In a major boon for the local tourism industry, the Barrington Tops Forest Road has been re-opened to the public.

The popular thoroughfare, the only access route from the east coast to the Barrington Tops State Forests and National Parks, suffered major structural damage following severe wet weather last year.

It is also used as an alternative link between Gloucester and Scone.

Upper Hunter state MP Dave Layzell, who joined Forestry Corporation of NSW, local government representatives and community members during the week, was delighted with the result.

“It has been a marathon wait which required a Herculean response to repair Barrington Tops Forest Road between Cobark Park and the Honeysuckle picnic areas after significant storm damage in March 2021,” he said.

“So, it’s taken almost 640 days from closure until traffic could once again cross ‘The Tops’.

“I thank everyone involved in this project and the community for its patience while the work was done.”

A geotechnical assessment was conducted to assess tension cracks and slumpage underground with the results guiding the repairs.

There was also a setback for the project when this year’s floods across NSW impacted the supply of construction materials.

Forestry Corporation finally got on site in October and, over the past two months, completed what has been described as an “engineering feat” to make the road safe.

“The closure of the Gloucester-Scone road for almost two years has underscored its importance as a significant regional link connecting the Upper Hunter Shire and the Gloucester district,” Mr Layzell said.

“I thank the Minister for Agriculture Dugald Saunders and his predecessor Adam Marshall for their support of my advocacy to assist the Forestry Corporation to progress the damage assessment and subsequent repairs as promptly as possible during a challenging set of circumstances.

“Now that the Barrington Tops Forest Road is open, I encourage the community to return to the area to enjoy the World Heritage-listed Barrington Tops National Park, the various leisure opportunities between Gloucester and Scone as well as the picturesque drive through this unique part of the Australian landscape.”

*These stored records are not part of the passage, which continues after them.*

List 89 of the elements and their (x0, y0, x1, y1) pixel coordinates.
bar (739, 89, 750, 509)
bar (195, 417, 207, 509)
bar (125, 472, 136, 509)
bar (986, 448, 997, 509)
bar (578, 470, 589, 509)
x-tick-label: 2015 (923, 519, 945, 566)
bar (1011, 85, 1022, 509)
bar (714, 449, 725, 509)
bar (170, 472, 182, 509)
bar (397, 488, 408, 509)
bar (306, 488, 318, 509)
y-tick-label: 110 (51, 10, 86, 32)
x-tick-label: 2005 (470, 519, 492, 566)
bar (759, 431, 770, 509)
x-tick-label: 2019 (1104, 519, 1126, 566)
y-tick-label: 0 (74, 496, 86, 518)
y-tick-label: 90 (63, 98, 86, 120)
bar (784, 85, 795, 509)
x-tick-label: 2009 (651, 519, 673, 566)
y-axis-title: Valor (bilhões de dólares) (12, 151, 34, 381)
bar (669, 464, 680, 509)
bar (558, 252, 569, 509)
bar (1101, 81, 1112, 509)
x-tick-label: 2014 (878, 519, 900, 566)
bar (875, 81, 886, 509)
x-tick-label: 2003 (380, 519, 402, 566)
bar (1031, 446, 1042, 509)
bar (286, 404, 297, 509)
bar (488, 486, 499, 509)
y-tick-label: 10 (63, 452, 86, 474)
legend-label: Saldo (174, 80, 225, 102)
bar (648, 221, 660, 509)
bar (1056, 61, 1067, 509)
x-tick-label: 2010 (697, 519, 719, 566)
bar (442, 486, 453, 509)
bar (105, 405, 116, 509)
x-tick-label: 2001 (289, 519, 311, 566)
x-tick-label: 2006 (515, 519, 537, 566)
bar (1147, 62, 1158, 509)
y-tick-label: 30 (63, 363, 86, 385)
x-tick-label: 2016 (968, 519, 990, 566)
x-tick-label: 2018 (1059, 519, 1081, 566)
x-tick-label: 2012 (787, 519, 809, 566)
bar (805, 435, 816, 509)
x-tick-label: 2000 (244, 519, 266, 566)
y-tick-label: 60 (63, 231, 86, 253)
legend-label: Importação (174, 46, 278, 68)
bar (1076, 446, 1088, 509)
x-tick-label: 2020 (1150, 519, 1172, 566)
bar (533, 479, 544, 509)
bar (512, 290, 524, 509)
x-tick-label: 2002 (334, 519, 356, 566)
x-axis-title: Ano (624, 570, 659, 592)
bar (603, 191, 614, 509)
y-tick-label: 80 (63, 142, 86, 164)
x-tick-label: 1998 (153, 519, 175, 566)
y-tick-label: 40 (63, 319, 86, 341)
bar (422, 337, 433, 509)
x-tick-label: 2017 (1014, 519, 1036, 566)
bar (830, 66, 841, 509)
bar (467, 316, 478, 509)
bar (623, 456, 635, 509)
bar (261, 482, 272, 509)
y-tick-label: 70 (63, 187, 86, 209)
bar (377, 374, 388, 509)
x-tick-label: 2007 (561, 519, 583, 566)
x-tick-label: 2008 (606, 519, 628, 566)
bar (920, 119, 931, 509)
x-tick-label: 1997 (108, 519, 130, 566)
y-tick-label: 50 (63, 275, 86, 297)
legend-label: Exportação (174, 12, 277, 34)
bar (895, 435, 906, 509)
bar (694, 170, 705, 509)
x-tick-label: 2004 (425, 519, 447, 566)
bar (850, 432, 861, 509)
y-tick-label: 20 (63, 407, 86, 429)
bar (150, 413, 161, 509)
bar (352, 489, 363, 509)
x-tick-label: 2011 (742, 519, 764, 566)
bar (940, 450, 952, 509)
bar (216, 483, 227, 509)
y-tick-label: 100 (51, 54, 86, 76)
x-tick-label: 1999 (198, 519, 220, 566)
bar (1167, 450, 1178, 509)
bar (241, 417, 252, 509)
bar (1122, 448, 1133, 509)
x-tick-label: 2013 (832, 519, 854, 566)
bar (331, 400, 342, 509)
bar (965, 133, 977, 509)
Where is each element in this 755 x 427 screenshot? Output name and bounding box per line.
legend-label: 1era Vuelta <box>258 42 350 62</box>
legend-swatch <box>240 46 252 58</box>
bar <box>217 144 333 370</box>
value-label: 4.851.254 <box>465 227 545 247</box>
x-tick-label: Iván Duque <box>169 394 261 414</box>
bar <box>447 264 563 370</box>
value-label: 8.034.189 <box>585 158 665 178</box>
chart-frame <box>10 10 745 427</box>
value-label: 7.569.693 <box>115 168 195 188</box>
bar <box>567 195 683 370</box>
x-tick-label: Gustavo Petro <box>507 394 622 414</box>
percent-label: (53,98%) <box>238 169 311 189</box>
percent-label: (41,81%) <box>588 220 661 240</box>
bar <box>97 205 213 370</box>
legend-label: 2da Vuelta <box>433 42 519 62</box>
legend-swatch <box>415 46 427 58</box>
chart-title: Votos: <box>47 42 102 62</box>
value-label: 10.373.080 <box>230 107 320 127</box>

The reopening is a boost to local communities, tourism and economies, too, according to Forestry Corporation stewardship manager Kathy Lyons.

“As the main link between Gloucester and Scone, we are very pleased to have completed these works and welcome people back to the beautiful State Forests of the Barrington Tops,” she said.

“The project was a major engineering feat and saw more than 12,500 tonnes of material, or 2,100 truckloads, removed and replaced to make the road structurally sound again.

“Thanks also goes to the team of staff, contractors and engineers who made this extraordinary task possible.

“Their perseverance throughout challenges of seasonal and wet weather has made this reopening conceivable.

“Visitors are now invited back to the State Forests of the Barrington Tops.

“But, be aware as these are cool, high-altitude forests, so don’t forget to pack some warm gear.”

The NSW Government supported the work through a $60 million investment.